Pascabanjir dari luapan Sungai Ciliwung, warga Kampung Pulo, Jakarta Timur, hingga saat ini mulai kewalahan membersihkan lumpur yang masuk ke rumah mereka. Warga sangat membutuhkan tenaga petugas kebersihan.
Oleh
Aguido Adri
·3 menit baca
JAKARTA, KOMPAS — Pascabanjir dari luapan Sungai Ciliwung, warga Kampung Pulo, Jakarta Timur, hingga saat ini mulai kewalahan membersihkan lumpur yang masuk ke rumah mereka. Warga sangat membutuhkan tenaga petugas kebersihan untuk mengangkut tumpukan lumpur dan sampah. Tidak hanya itu, warga juga menanti bantuan makanan, obat, dan pakaian.
Hingga pukul 17.30, warga Kampung Pulo, Kecamatan Jatinegara, Jakarta Timur, masih membersihkan lumpur yang masuk ke dalam rumah mereka. Sebagian perabotan dan kasur yang tidak bisa diselamatkan, mereka letakkan di tepi gang bersama tumpukan sampah dan lumpur. Tumpukan lumpur setinggi 10-20 sentimeter di sejumlah ruas gang perumahan menimbulkan bau busuk.
Kondisi tersebut membuat warga cemas dan khawatir terserang penyakit karena belum ada tenaga petugas kebersihan yang membantu membersihkan lingkungan. Alhasil, warga saling membantu membersihkan lingkungan dengan peralatan seadanya. Seperti yang diungkapkan Asep (47), warga Kampung Pulo.
”Jika tidak segera dibersihkan, kami khawatir berbagai penyakit mulai menyerang kami. Sampai saat ini (Kamis sore) belum ada petugas yang datang. Kalau mengandalkan alat dan tenaga warga saja tentu tidak cukup. Semoga petugas segera datang membantu kami,” ujar Asep, Jumat (3/1/2020), yang membersihkan rumahnya sejak air mulai surut sekitar 04.00.
Di tengah rasa khawatir, warga juga mulai tampak letih dan kelaparan karena tak kunjung mendapatkan bantuan makanan. Lia (47), warga lain, hingga pukul 18.00, dengan dua lilin untuk menerangi rumahnya yang gelap, belum selesai membersihkan lumpur yang masuk ke dalam rumahnya.

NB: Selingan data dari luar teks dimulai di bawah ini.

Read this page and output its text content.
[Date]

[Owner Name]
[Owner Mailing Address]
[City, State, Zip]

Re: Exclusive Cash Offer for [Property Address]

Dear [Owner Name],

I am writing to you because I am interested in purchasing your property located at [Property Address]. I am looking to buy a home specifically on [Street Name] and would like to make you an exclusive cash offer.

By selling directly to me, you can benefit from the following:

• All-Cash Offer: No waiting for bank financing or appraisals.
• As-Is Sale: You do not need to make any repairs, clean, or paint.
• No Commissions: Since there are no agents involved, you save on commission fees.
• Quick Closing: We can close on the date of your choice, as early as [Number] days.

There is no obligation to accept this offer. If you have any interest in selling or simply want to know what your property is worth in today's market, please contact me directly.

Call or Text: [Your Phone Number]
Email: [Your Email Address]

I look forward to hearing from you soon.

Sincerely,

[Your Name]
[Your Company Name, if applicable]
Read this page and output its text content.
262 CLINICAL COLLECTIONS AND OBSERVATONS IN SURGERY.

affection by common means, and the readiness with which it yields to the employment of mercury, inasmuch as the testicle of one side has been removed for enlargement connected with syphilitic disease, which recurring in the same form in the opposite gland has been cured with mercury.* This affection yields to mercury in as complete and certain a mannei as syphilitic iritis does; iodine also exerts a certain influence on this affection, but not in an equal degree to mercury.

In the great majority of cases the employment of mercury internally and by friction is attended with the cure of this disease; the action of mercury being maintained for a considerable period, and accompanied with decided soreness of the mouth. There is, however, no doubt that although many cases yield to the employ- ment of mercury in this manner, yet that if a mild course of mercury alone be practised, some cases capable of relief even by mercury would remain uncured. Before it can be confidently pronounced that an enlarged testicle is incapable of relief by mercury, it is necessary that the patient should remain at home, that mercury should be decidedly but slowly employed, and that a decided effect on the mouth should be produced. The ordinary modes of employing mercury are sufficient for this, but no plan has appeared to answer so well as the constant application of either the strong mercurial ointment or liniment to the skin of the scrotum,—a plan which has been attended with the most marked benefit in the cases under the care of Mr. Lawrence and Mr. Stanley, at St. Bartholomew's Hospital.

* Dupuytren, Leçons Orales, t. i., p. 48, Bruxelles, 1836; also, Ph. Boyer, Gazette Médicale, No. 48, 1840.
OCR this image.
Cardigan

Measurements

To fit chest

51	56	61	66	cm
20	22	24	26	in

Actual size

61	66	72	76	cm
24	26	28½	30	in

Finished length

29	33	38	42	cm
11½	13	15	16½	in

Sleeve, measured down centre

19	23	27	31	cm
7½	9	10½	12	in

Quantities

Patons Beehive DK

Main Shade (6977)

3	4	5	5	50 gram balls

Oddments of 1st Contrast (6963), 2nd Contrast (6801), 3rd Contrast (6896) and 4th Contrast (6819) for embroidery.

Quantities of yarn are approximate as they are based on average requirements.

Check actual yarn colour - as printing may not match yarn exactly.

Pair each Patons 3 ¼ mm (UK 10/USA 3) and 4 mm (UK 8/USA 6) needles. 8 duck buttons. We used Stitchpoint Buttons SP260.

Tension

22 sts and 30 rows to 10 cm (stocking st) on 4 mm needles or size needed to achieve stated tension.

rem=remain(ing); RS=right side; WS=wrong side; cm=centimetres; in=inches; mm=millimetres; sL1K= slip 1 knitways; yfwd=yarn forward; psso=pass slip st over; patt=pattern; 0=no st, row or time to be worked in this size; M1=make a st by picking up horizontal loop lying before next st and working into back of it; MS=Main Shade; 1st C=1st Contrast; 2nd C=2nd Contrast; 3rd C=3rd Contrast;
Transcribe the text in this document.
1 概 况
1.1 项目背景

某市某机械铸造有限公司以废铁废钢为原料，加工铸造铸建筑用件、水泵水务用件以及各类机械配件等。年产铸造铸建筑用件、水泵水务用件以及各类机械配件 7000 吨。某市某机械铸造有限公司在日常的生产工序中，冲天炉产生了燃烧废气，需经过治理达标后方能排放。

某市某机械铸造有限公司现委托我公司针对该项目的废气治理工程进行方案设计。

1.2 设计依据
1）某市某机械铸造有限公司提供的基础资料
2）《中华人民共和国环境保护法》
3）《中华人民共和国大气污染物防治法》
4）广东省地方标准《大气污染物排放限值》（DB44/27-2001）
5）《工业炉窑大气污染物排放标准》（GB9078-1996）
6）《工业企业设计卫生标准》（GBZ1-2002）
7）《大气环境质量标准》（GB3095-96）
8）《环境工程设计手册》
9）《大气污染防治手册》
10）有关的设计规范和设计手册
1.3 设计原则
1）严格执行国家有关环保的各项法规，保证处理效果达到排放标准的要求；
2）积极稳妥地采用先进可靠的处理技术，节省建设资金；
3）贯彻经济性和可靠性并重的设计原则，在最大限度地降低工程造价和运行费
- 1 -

”Sebagian rumah sudah nyala listriknya, kebetulan sekring listrik rusak karena terendam banjir. Enggak apa-apa pakai lilin dulu. Semoga petugas PLN bisa segera datang. Sementara yang dibutuhkan pakaian layak dan makanan. Enggak bisa masak karena kompor enggak bisa hidup, rusak,” kata Lia.
Dampak banjir tidak hanya membuat perabotan rumah tangga Lia rusak. Surat berharga miliknya pun rusak. Ia berharap, setelah lingkungan bersih, ia bisa mengurus surat-surat tersebut.
”Semoga nanti enggak ribet atau dipersulit saat mengurus surat. Saya berharap dipermudah,” ujar Lia.
Sukarelawan
Sementara itu, di tepi bantaran Sungai Ciliwung, Rasti (45) harus berdesakan dengan warga lain untuk mendapatkan sebotol air mineral ukuran 1,5 liter dari salah satu posko sukarelawan. Setelah berdesakan, ia pergi ke posko lain untuk mengambil tiga bungkus makanan. Ia tidak bisa mengambil lebih dari tiga bungkus karena dijatah oleh petugas posko bahan pokok.
”Tiga bungkus ini untuk dua anak, suami, dan satu keponakan. Yang penting anak makan dulu. Saya dan suami tadi siang sudah makan mi instan. Sebenarnya dapat bahan pokok juga, tapi saya enggak bisa masak, kompor rusak,” ujar perempuan yang sudah tinggal di Kampung Pulo sejak 23 tahun lalu itu.
Tak hanya itu, dengan mata berkaca-kaca, ia berjalan cepat menuju rumahnya karena anak bungsunya yang berusia 6 tahun terserang demam. Di tangan kirinya ia membawa bungkus obat yang ia dapat secara gratis di posko kesehatan.
”Semoga bantuan cepat datang. Kami sangat membutuhkan. Bantuan memang sudah datang, tapi banyak warga yang belum dapat bantuan. Petugas kebersihan semoga cepat datang, begitu juga dengan bantuan lainnya,” katanya.